Independent Betting Adjudication Service (IBAS)
- Company type: Adjudicator
- Industry: Gambling Dispute Resolution
- Founded: 1998
- Headquarters: United Kingdom
- Key people: Andrew Fraser, Chairman; Richard Hayler, Managing Director
- Website: ibas-uk.com

= Independent Betting Adjudication Service =

The Independent Betting Adjudication Service (IBAS), founded in 1998, is a third party organisation that settles disputes between gambling establishments registered with IBAS and their customers in the United Kingdom. The organisation, which was originally part of the Sporting Life's Green Seal service, was formerly known as the Independent Betting Arbitration Service. The Service dropped Arbitration from its name in 2007, opting instead to use Adjudication to better reflect its role after the enactment of the 2005 Gambling Act.

IBAS deals with several sectors in the realm of gambling. The sectors include:
- Betting Exchanges
- Betting Intermediaries
- Betting Shops
- Bingo Clubs
- Greyhounds
- Greyhound Stadia Pool Betting
- Lotteries
- Online Gambling (UK and Offshore)
- Gaming Machines
- Mobile Gambling
- Totalisator Betting

== Dispute involvement ==
Since its inception, IBAS has been handling the majority of gambling disputes in the UK. In 2000, the first year that IBAS was fully operational, approximately 800 disputes went to panel, a number which remained relatively constant the following year in 2001. In 2002, the number of cases to panel rose to 1126 due to the abolishment of the UK's gambling tax. Again, IBAS saw another increase in cases to panel, this time as a result of the 2005 Gambling Act. In 2007, nearly 1700 disputes were handled by the IBAS panel, 372 of which were of the internet variety. IBAS claims to have awarded customers over £365,000 from dispute resolutions in 2007. There are also instances when IBAS rules in favour of the establishment, rather than the customer. In the year ending 30 September 2025, only 1.7% (65 of 3,721) of customer complaints were upheld by IBAS.

IBAS will become involved in a dispute only after the gambling establishment and the customer(s) have made attempts to resolve the issue amongst themselves. If a deadlock remains, the dispute will be reviewed by IBAS if the following conditions are met:

- a resolution has not been reached to satisfaction of either party involved
- both parties agree to the terms and conditions of involving IBAS as a third party adjudicator

If the dispute warrants involvement, IBAS will accept written statements describing the conflict from both parties involved. IBAS verifies that the establishment has upheld its own rules and regulations regarding gambling. If no rule exists that covers the dispute, IBAS will establish its own rule based on what is considered acceptable by industry standards. Both parties are bound by IBAS's ruling.

== Gambling commission ==
One objective of the UK Gambling Commission is to ensure that all gamblers are treated fairly in accordance with the rules and regulations established for the gambling industry. This includes disputes between customers and gambling operators. By law, any sector in the realm of gambling under the jurisdiction of the Gambling Commission must use an independent, third party to resolve disputes. Because IBAS is recognised as the third party adjudicator for nearly all bookmakers in the UK, the Gambling Commission works closely with IBAS to reduce the number of disputes between customers and gambling operators.

== Case studies ==
From time to time, IBAS publishes a case study on one of their past rulings. These case studies provide gamblers with examples of previous disputes to help prevent future problems between gamblers and operators. The studies focus on aspects of gambling that are often confusing or misinterpreted. Case studies are available for several betting options offered to UK gamblers.

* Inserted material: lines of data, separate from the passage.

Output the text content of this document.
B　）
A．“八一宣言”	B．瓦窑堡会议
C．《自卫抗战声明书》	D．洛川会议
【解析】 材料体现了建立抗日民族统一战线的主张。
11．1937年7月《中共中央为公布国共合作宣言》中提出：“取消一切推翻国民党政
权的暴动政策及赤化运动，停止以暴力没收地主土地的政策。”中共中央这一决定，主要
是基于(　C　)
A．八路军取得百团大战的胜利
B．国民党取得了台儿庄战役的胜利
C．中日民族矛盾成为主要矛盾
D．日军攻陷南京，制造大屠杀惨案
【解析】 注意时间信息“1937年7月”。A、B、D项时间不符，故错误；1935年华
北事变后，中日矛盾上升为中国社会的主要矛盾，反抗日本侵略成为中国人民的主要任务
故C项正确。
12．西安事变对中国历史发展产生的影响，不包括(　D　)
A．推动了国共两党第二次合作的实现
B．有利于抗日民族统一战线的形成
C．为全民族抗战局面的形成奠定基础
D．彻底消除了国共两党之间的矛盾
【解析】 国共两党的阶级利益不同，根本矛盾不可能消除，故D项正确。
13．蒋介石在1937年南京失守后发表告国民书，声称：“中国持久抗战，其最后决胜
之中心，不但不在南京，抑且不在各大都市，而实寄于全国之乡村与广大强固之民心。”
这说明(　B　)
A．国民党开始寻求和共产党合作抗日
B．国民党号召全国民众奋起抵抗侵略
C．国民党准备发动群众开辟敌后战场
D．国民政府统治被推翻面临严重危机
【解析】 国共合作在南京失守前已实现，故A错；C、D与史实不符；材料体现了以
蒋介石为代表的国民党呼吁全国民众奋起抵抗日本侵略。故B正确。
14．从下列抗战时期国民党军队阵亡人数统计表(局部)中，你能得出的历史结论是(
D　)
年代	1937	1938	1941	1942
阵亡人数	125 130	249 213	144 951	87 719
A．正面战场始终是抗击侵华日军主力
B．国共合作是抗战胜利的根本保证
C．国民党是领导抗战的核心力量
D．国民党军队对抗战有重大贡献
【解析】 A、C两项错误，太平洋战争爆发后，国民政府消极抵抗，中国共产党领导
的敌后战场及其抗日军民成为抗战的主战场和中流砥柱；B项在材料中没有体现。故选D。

One football study published stated that all football bets are based on 90 minutes, unless otherwise specified by the use of the words outright, win trophy or another suitable phrase that leaves no doubt as to the preferred settlement criteria. Bettors need to specify which option they desire prior to placing the intended wager, otherwise, the bet is assumed to be based on 90 minutes of play.